Mechanical precision made visible.

A watch is the most honest form of engineering: everything is exposed, everything serves a function, and there is nowhere to hide bad craft. I'm drawn to the same discipline in hardware. Form that is earned by function.

Bikes

Kinetic thinking

Controlled chaos at speed.

Motorcycles demand the same full-system thinking as hardware design: you are managing dynamics, thermodynamics, attention, and risk simultaneously. There is no passive mode. I find that clarifying. My sister was the first person I knew who rode. She never asked whether it was appropriate. I noticed that.

Steins;Gate

Favourite anime

Time, consequence, and the cost of knowing.

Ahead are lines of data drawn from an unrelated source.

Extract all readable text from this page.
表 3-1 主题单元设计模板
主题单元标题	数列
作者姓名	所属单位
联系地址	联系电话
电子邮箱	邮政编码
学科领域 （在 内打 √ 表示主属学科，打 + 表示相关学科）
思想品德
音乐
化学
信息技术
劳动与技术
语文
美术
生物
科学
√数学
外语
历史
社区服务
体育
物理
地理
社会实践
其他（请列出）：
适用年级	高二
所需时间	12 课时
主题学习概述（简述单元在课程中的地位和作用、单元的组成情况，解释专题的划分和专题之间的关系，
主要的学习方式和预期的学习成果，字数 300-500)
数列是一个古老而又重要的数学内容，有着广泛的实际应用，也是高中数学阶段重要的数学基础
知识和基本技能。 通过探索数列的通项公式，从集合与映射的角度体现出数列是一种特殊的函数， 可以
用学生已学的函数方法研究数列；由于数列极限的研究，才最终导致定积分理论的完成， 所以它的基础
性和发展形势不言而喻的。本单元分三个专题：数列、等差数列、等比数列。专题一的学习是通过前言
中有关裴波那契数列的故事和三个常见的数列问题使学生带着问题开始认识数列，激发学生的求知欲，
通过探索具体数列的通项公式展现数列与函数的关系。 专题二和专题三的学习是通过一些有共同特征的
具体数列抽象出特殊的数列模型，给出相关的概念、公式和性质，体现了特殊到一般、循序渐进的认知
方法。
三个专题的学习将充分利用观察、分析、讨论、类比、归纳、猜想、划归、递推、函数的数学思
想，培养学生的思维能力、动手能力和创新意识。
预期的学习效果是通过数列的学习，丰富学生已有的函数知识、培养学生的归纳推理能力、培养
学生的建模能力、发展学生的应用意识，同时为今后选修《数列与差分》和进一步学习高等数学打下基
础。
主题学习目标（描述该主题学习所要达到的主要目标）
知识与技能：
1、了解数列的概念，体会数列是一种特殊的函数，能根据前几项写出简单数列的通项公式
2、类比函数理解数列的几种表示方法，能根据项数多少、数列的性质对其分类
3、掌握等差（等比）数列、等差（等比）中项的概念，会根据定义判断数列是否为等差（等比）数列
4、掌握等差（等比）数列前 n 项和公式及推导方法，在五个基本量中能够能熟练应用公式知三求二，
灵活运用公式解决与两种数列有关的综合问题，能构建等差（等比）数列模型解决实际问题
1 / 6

The only anime I return to regularly. Not for nostalgia. Because it asks a genuine question: if you could change the past, what would you be willing to sacrifice? The answer matters. Every time loop is a design constraint.

Fantasy world-building

Creative practice

Coherent systems, invented from scratch.

A well-built fantasy world is a systems design exercise. Consistent physics, cultural logic, economic constraints, power structures. All of it has to cohere. I think about this the same way I think about architecture.

Martial Arts

Foundation

Discipline before technique.

Ten years of training gave me something engineering school did not: proof that consistency under discomfort is a trainable skill, not a personality trait. I no longer train formally, but the principle travels everywhere. You show up. You do the work. The mat taught me that before anything else did.

Running

Thinking practice

The only meeting I never cancel.

Running is where I think. Not idly. About everything that matters. Problems I've been avoiding, ideas I haven't articulated yet, decisions I already know the answer to but haven't faced. The run forces the answer.

Civilization VI

Strategic thinking

Long-horizon thinking with consequences.

Turn-based strategy is systems design with consequences. Resource allocation, long-horizon planning, knowing when to expand and when to consolidate. I play Civ the way I approach most things: patiently, with a plan, and with an unreasonable attachment to seeing it through.


"What you do with no audience. That is your actual character."